I remember a Chechen family that lived next door to us when I was a child. A little boy, Sergei, from this family used to play in the same yard with us. He did not speak our language well, and it was very hard for him to study at school. They were refugees from Chechnya, and only now am I getting closer to understanding what they went through at that time.

Now, however, this is the reality in which my family and I live.

“There was a blown-up Russian tank in the street just a kilometer away from our house.”

These highly unusual circumstances have caused me to think seriously about questions that, under normal circumstances, might not seem so serious, or even secondary. Why was I so detached from all these horrific events that were taking place in the world? All of them were happening in front of my eyes, but my attitude was most often no more than that of a spectator to the tragic fate of a movie character. You worry about it for a while, but you soon realize that it’s not your life and you’re doing just fine, so you forget everything and go on living your life as if nothing had happened.

We all live in the same house called Earth, and when there is a fire in the next room and we do nothing, it is only a matter of time before the fire in our room starts.
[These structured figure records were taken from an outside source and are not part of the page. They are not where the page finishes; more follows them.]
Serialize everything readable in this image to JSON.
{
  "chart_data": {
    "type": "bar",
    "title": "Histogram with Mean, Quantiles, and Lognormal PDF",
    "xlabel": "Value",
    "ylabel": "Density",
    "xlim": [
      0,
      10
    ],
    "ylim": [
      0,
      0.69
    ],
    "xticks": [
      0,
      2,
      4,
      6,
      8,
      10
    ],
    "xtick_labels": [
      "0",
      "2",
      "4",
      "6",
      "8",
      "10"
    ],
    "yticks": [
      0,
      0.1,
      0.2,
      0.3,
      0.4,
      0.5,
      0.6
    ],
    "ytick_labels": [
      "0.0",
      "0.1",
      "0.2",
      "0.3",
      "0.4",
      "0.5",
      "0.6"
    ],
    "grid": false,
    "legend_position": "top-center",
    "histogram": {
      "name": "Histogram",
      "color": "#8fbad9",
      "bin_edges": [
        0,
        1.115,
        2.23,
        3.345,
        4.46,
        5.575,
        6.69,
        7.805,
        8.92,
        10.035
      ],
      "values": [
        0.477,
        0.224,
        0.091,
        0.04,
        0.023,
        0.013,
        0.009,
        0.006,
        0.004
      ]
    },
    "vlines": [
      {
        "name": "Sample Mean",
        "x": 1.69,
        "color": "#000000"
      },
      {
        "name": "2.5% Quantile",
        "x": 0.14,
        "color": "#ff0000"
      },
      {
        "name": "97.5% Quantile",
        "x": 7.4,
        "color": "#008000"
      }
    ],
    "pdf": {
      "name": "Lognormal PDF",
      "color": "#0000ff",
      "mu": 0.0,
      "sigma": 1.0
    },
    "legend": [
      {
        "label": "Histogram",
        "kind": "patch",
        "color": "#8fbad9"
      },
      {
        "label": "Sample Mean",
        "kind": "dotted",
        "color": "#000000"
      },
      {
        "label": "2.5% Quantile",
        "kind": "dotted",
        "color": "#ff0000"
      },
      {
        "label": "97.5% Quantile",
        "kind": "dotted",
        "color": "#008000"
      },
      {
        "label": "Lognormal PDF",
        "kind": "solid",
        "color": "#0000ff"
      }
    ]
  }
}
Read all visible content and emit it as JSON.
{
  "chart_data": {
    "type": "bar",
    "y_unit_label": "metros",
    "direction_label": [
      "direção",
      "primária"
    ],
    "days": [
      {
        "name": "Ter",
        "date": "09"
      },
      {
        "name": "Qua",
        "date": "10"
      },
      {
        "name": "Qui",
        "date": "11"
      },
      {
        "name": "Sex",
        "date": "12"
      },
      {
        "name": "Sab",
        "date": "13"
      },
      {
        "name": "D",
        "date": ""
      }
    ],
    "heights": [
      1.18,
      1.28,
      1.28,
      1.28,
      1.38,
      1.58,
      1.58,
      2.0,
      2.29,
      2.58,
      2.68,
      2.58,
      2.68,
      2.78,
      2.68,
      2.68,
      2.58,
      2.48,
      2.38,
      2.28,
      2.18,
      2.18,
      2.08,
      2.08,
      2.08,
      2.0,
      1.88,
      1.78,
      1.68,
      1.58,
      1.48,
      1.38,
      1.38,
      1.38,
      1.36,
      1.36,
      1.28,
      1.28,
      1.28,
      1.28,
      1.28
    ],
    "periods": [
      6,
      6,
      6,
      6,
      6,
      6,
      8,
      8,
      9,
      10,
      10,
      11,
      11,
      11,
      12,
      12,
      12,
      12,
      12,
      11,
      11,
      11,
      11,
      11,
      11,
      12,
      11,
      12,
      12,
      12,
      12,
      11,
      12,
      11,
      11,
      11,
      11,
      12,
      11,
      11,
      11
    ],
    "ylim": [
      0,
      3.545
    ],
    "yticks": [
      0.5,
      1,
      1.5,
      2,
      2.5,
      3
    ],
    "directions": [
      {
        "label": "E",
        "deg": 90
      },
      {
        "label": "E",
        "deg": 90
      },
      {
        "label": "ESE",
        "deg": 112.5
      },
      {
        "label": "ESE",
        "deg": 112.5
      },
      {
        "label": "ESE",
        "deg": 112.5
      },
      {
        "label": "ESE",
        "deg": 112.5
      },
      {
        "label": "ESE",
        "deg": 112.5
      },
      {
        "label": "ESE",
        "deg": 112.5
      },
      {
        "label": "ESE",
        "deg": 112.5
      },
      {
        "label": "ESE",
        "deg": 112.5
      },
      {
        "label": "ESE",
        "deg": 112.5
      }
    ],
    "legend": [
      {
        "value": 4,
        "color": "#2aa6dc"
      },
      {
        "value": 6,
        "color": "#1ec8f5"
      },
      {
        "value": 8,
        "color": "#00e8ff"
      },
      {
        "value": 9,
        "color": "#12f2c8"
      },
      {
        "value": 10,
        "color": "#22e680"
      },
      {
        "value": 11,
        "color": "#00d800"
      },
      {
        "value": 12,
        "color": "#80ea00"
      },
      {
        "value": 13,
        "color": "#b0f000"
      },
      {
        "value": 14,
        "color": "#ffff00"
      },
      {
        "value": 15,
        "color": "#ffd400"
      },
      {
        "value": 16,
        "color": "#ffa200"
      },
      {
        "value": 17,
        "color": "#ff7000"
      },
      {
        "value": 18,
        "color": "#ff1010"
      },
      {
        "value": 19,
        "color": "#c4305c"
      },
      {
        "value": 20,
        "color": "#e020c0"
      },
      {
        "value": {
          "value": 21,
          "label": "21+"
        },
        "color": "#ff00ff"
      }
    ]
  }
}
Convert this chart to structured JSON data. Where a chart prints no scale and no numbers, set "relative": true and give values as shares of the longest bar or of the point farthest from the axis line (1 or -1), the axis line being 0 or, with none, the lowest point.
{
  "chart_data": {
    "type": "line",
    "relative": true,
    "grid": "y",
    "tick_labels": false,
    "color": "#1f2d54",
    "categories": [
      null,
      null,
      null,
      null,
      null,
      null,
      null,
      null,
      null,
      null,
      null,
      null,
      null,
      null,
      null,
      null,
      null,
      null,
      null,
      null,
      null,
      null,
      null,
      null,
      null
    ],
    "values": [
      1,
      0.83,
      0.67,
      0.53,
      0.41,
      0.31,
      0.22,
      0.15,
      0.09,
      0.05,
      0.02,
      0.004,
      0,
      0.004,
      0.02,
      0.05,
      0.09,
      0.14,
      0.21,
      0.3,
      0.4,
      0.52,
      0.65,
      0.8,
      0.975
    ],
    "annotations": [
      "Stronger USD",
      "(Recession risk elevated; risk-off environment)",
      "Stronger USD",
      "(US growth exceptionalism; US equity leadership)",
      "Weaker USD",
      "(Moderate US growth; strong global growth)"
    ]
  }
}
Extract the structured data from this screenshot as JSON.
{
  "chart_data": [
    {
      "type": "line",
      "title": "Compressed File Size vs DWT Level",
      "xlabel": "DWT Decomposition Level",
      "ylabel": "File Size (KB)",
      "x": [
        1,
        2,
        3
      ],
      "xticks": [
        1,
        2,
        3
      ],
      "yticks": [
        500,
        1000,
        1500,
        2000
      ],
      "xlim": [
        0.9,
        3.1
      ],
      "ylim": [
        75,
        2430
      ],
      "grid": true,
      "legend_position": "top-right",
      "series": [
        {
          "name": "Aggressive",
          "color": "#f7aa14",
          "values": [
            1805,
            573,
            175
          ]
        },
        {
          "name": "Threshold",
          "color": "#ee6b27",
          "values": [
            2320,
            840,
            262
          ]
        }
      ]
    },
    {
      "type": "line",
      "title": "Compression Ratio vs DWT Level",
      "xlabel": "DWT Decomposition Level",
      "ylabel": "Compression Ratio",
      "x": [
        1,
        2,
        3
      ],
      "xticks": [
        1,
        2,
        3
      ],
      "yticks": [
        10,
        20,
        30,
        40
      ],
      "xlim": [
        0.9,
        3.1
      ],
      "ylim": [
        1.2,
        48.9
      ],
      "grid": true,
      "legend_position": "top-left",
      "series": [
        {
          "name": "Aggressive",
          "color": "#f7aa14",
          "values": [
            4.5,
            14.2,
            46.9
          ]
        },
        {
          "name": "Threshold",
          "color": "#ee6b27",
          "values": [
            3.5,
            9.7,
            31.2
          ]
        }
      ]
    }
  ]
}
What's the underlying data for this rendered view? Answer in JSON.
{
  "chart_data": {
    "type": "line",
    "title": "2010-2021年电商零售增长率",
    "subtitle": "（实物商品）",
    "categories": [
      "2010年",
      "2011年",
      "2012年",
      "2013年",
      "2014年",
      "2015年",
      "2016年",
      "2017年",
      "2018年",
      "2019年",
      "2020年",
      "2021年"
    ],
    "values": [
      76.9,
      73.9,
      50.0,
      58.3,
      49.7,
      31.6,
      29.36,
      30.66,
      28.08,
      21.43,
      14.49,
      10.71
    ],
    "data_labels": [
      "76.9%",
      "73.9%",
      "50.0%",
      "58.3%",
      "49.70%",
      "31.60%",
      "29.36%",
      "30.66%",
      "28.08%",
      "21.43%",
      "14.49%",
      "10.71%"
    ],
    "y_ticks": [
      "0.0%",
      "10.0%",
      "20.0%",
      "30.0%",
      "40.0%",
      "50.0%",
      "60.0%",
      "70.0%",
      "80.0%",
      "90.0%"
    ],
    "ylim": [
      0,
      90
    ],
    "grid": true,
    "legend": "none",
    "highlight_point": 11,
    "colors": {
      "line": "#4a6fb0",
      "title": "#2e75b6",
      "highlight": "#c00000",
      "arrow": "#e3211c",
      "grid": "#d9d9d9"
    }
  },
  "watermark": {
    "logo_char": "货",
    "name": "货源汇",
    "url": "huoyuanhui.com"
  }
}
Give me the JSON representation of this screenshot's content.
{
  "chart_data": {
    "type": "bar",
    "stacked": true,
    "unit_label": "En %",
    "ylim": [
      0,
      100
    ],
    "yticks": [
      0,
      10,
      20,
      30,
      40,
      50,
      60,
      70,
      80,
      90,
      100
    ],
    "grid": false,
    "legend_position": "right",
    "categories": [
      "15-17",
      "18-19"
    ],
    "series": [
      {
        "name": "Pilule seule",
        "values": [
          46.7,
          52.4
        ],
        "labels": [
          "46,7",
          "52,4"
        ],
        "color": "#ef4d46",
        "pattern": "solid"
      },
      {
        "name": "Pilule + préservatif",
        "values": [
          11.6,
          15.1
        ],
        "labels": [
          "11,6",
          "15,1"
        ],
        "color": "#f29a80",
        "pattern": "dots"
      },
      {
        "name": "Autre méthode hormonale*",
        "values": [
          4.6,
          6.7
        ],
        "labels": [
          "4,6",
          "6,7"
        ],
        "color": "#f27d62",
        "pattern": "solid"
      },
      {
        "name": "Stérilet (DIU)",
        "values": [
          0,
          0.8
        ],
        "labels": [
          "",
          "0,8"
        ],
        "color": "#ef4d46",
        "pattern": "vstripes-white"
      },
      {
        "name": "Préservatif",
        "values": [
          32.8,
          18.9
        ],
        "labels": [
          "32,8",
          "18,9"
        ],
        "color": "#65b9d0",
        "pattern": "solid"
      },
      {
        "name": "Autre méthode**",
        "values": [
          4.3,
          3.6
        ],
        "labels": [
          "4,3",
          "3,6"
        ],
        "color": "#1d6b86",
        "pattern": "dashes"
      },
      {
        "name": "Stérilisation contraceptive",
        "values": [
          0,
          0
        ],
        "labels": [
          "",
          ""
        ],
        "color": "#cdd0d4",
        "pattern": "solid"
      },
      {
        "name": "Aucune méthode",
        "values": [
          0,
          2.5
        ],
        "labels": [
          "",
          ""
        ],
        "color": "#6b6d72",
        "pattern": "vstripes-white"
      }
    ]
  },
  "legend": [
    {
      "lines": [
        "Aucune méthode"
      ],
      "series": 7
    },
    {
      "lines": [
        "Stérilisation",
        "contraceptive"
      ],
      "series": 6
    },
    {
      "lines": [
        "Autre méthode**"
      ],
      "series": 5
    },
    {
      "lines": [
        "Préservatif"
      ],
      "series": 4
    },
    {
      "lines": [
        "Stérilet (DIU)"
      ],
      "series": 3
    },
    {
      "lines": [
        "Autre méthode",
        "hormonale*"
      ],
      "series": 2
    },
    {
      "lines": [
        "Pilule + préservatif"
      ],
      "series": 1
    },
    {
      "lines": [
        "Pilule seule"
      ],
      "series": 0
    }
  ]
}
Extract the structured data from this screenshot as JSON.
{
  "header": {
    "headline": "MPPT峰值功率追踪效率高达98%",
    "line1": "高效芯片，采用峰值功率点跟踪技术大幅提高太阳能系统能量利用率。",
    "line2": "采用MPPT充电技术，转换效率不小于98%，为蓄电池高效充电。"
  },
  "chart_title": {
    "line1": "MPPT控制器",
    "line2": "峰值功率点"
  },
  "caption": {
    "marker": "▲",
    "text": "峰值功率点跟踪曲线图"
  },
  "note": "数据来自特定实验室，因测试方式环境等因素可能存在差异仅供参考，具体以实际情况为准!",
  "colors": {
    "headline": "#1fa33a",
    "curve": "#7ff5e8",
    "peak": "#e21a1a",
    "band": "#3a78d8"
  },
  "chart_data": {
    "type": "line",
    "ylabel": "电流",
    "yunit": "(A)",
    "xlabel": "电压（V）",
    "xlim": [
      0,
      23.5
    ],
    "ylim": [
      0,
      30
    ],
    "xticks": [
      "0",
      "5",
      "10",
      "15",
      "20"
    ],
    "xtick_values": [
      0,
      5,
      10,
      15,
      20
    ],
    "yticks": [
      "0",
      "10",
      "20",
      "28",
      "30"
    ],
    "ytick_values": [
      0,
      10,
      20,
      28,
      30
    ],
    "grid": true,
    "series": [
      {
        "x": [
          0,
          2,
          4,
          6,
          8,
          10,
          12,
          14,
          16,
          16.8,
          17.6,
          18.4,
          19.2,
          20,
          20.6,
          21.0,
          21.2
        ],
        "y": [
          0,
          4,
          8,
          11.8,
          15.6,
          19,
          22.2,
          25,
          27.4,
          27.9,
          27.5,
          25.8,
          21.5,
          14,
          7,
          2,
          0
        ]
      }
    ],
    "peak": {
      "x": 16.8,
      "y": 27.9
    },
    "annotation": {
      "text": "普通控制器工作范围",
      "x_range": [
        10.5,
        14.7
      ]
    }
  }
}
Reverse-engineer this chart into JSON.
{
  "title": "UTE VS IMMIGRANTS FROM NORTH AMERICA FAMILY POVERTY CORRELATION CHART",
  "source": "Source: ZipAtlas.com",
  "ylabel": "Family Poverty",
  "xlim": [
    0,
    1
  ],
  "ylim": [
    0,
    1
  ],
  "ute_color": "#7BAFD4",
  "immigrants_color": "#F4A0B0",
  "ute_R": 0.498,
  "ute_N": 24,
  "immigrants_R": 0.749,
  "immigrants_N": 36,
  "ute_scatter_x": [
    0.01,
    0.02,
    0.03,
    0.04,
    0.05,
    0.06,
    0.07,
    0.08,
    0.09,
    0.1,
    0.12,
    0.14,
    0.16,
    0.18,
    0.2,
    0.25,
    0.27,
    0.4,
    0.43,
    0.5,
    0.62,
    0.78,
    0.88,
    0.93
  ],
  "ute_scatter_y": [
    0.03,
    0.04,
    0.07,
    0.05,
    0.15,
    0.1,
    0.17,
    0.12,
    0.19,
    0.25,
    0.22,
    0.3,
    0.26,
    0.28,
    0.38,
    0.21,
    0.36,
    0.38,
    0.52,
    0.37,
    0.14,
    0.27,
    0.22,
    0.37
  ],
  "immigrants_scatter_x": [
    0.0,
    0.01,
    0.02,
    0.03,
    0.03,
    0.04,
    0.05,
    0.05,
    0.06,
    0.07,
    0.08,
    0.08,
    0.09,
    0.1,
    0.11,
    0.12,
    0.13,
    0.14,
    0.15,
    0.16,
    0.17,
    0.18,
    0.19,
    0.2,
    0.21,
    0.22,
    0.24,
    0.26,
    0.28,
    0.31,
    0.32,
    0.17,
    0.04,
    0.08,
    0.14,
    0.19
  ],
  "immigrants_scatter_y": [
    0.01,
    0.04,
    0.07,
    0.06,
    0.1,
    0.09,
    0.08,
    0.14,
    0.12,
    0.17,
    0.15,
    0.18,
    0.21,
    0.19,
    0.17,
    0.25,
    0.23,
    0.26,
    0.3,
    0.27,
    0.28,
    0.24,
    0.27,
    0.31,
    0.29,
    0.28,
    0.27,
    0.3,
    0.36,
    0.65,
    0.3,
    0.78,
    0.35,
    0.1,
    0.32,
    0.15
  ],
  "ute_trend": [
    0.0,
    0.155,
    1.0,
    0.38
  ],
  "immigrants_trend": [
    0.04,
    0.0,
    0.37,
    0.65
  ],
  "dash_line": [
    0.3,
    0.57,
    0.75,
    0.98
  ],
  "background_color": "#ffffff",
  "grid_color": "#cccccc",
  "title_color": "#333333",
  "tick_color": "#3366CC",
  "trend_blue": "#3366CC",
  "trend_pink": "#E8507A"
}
The reality is that we live in an era of stories and novels, movies and TV shows, and we hardly distinguish reality from fantasy. I clearly remember the feeling when we were sitting in the basement, thousand-kilogram rockets exploding all around us, and I simply could not believe that this was happening to us for real. But the primal fear arising reminded me every time that this was not a dream, this was reality.

This experience made me look anew at my own and other people’s problems. We all live in the same house called Earth, and when there is a fire in the next room and we do nothing, it is only a matter of time before the fire in our room starts. The pain of Burmese suffering under a dictatorship, or Tibetans under the cultural genocide of the Chinese government, is seen much closer now than before. I see great benefit in this understanding because it encourages me to treat any suffering as my own and motivates me to alleviate it in any way I can.

When I began to come into contact with the problems of other people during the war, my natural desire to help others greatly expanded my focus, and it gave me strength and energy in my work. My wife and I gradually became involved with a project called Compassion and Wisdom in Ukraine that sought to provide psychological help and support to Ukrainians in group and individual sessions. Together with some friends, we created a meditation course titled “Self-help and Mutual Assistance as a Way out of Critical States,” and, to this day, we work with Ukrainians facing difficulties. When I am able to help someone, I feel a healing sense of gratitude that this opportunity has opened up to me. I have become even more convinced that the world as a whole is a much better place than it was 100, 200, 500, or 1,000 years ago. Despite the war in our country, I see that there are very few countries like Russia left, countries that want to destroy their neighbors, to take over their territories.

My impression is that the help and support that the whole world gives us shows that humanity in general is becoming wiser and more humanistic. So I join those people who make the world a better and wiser place, and I commit myself to making sure that the knowledge I gain will benefit me and the people around me.

“Me and my family a month before the war.”